I feel we all have the capacity to be fascinating for about 11 seconds and then it’s pretty much over. But some never got that memo. They assume they are fascinating about every 6.5 minutes or at least every half-hour on the hour of every day—or so their tweets and Facebook posts attempt to convey. At one time or another, we all have something intelligent, adroit, compassionate, entertaining and informative to share. But after that, we feel the need to keep talking, or maybe we feel pressured to post for fear of looking like an exposed bore compared to our friends and followers.
Recently, people have defected to other networks or deactivated accounts because the novelty has worn off. Perhaps it is simply because there are only a finite number of things you can say publicly day after day. It does get old and one does get tired of always-on exchanges. I’m uber curious to see at the end of it all if social media does suck us dry, if anyone truly ends up as friends or acquaintances, if a shred of tolerance for humanity is left, or if social networking leaves us numb and disenchanted. Will we simply clam up and go back to where we came from? After all: familiarity breeds contempt.
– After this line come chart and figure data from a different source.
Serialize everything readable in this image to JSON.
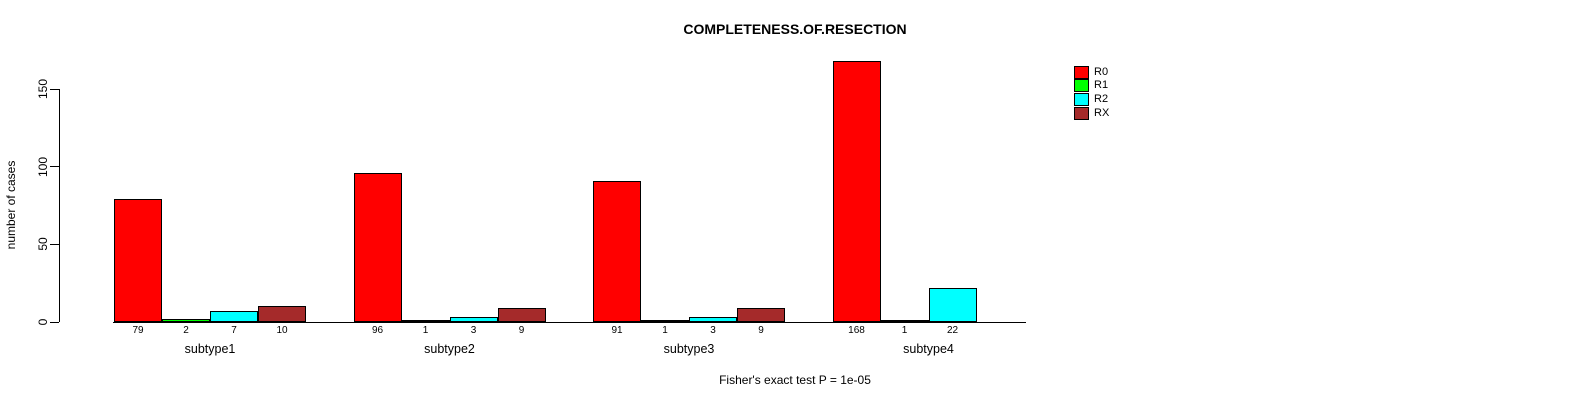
{
  "chart_data": {
    "type": "bar",
    "grouped": true,
    "title": "COMPLETENESS.OF.RESECTION",
    "ylabel": "number of cases",
    "xlabel": "",
    "footnote": "Fisher's exact test P = 1e-05",
    "categories": [
      "subtype1",
      "subtype2",
      "subtype3",
      "subtype4"
    ],
    "series": [
      {
        "name": "R0",
        "color": "#FF0000",
        "values": [
          79,
          96,
          91,
          168
        ]
      },
      {
        "name": "R1",
        "color": "#00FF00",
        "values": [
          2,
          1,
          1,
          1
        ]
      },
      {
        "name": "R2",
        "color": "#00FFFF",
        "values": [
          7,
          3,
          3,
          22
        ]
      },
      {
        "name": "RX",
        "color": "#A52A2A",
        "values": [
          10,
          9,
          9,
          null
        ]
      }
    ],
    "bar_value_labels_shown": true,
    "yticks": [
      0,
      50,
      100,
      150
    ],
    "ylim": [
      0,
      175
    ],
    "grid": false,
    "legend_position": "topright",
    "axis_color": "#000000",
    "background_color": "#FFFFFF"
  }
}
What would happen if we were just all still for one hour of the day and no one said a word, or tweeted or posted a New York Times article, or God forbid, no one posted their Starbucks latte on Facebook or “checked in” or told us where they were 50 times a day? (Yes, in my weaker moments, I too have been guilty of such behaviors from time to time, but in my defense, I was intentionally a late adopter of social media, opened a Facebook account only under duress, and avoided it for as long as a communications professional could without getting fired….and I don’t check-in anywhere if you must know!)
Does the quiet hum of ‘cyber silence’ really leave a void? Would we feel disconnected and alone if we opted out temporarily to catch our breath? Seriously, what would happen if we took the “social” out of social media for just an hour and completely timed out? After all, most of us are not getting compensated for our commentary…and let’s face it, sometimes we couldn’t get a penny for our thoughts—let alone a single “like.”
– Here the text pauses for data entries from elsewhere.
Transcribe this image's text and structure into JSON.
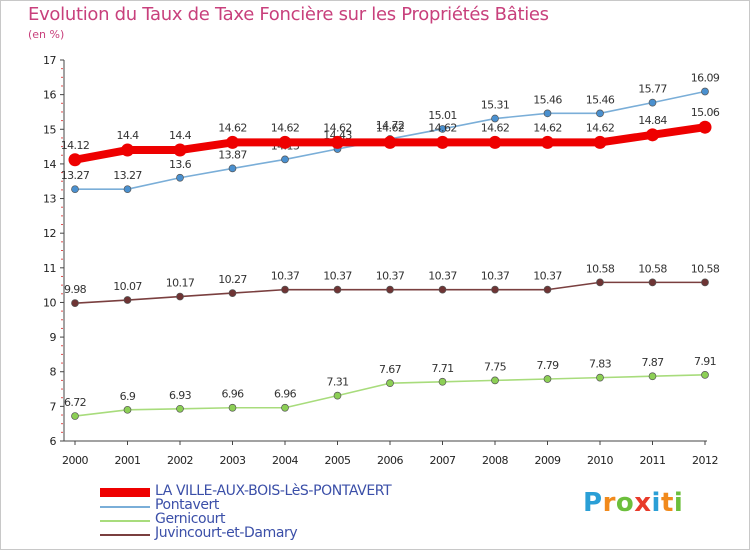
{
  "title": "Evolution du Taux de Taxe Foncière sur les Propriétés Bâties",
  "unit_label": "(en %)",
  "logo": {
    "letters": [
      "P",
      "r",
      "o",
      "x",
      "i",
      "t",
      "i"
    ],
    "colors": [
      "#2a9fd6",
      "#f18a1c",
      "#6cbf3c",
      "#e83a2a",
      "#2a9fd6",
      "#f18a1c",
      "#6cbf3c"
    ]
  },
  "chart_data": {
    "type": "line",
    "title": "Evolution du Taux de Taxe Foncière sur les Propriétés Bâties",
    "ylabel": "(en %)",
    "xlabel": "",
    "ylim": [
      6,
      17
    ],
    "yticks": [
      6,
      7,
      8,
      9,
      10,
      11,
      12,
      13,
      14,
      15,
      16,
      17
    ],
    "x": [
      "2000",
      "2001",
      "2002",
      "2003",
      "2004",
      "2005",
      "2006",
      "2007",
      "2008",
      "2009",
      "2010",
      "2011",
      "2012"
    ],
    "series": [
      {
        "name": "Juvincourt-et-Damary",
        "color": "#7a3f3f",
        "marker": "#6e3434",
        "values": [
          9.98,
          10.07,
          10.17,
          10.27,
          10.37,
          10.37,
          10.37,
          10.37,
          10.37,
          10.37,
          10.58,
          10.58,
          10.58
        ],
        "labels": [
          "9.98",
          "10.07",
          "10.17",
          "10.27",
          "10.37",
          "10.37",
          "10.37",
          "10.37",
          "10.37",
          "10.37",
          "10.58",
          "10.58",
          "10.58"
        ]
      },
      {
        "name": "Gernicourt",
        "color": "#a8dc7c",
        "marker": "#8ccf55",
        "values": [
          6.72,
          6.9,
          6.93,
          6.96,
          6.96,
          7.31,
          7.67,
          7.71,
          7.75,
          7.79,
          7.83,
          7.87,
          7.91
        ],
        "labels": [
          "6.72",
          "6.9",
          "6.93",
          "6.96",
          "6.96",
          "7.31",
          "7.67",
          "7.71",
          "7.75",
          "7.79",
          "7.83",
          "7.87",
          "7.91"
        ]
      },
      {
        "name": "Pontavert",
        "color": "#7aaed8",
        "marker": "#4a90cf",
        "values": [
          13.27,
          13.27,
          13.6,
          13.87,
          14.13,
          14.43,
          14.72,
          15.01,
          15.31,
          15.46,
          15.46,
          15.77,
          16.09
        ],
        "labels": [
          "13.27",
          "13.27",
          "13.6",
          "13.87",
          "14.13",
          "14.43",
          "14.72",
          "15.01",
          "15.31",
          "15.46",
          "15.46",
          "15.77",
          "16.09"
        ]
      },
      {
        "name": "LA VILLE-AUX-BOIS-LèS-PONTAVERT",
        "color": "#ee0000",
        "marker": "#ee0000",
        "values": [
          14.12,
          14.4,
          14.4,
          14.62,
          14.62,
          14.62,
          14.62,
          14.62,
          14.62,
          14.62,
          14.62,
          14.84,
          15.06
        ],
        "labels": [
          "14.12",
          "14.4",
          "14.4",
          "14.62",
          "14.62",
          "14.62",
          "14.62",
          "14.62",
          "14.62",
          "14.62",
          "14.62",
          "14.84",
          "15.06"
        ]
      }
    ],
    "legend": [
      "LA VILLE-AUX-BOIS-LèS-PONTAVERT",
      "Pontavert",
      "Gernicourt",
      "Juvincourt-et-Damary"
    ],
    "legend_position": "bottom-left",
    "grid": false
  }
}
What if our minds were just quiet, the online world was still, our senses unengaged and unburdened and we weren’t over-stimulated for even 30 minutes of the day? What if we could all just breathe, exhale, decompress, go on vacation and be present in that moment with the people physically around us— and really, truly “feel” for those few minutes, an hour or even a day. We could be assured the world would go on without us and we really would be ok, when and if, we wanted to re-join it. What if we were all confident enough with just a little mystique every now and then, and some thoughts really were just our own? Does that sound like a big, scary world? For me, it’s closer to a little slice of heaven.
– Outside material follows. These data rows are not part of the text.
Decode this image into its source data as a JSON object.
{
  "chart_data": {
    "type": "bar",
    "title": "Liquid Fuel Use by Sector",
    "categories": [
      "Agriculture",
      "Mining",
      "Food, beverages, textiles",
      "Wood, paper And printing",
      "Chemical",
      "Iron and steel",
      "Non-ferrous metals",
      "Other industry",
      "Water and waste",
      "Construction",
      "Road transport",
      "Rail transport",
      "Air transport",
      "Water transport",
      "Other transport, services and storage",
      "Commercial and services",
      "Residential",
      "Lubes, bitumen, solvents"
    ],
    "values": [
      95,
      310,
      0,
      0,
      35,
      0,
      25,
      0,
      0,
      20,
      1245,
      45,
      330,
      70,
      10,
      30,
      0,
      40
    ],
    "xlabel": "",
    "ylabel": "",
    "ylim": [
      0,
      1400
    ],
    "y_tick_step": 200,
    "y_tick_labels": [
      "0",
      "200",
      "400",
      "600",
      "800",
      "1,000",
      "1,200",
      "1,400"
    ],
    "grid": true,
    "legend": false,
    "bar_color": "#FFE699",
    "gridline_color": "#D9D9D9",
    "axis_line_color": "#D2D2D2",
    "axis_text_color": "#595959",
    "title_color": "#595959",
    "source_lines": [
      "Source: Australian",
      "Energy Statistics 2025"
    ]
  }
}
In the end, we can’t take our posts with us and it’s not about who has the most friends, subscribers, tweets or followers. A little time-out never hurt anybody. So put the iPhone down and back away from the keyboard….all is well. The social infrastructure, as we know it, won’t implode without you for a day. Embrace the liberation. And if you’ve managed to contain yourself just this once, congratulations! You’ve just mastered Step one. Only 11 more to go…
The one time I tried it, I recall it feeling like an exhale the size of Texas.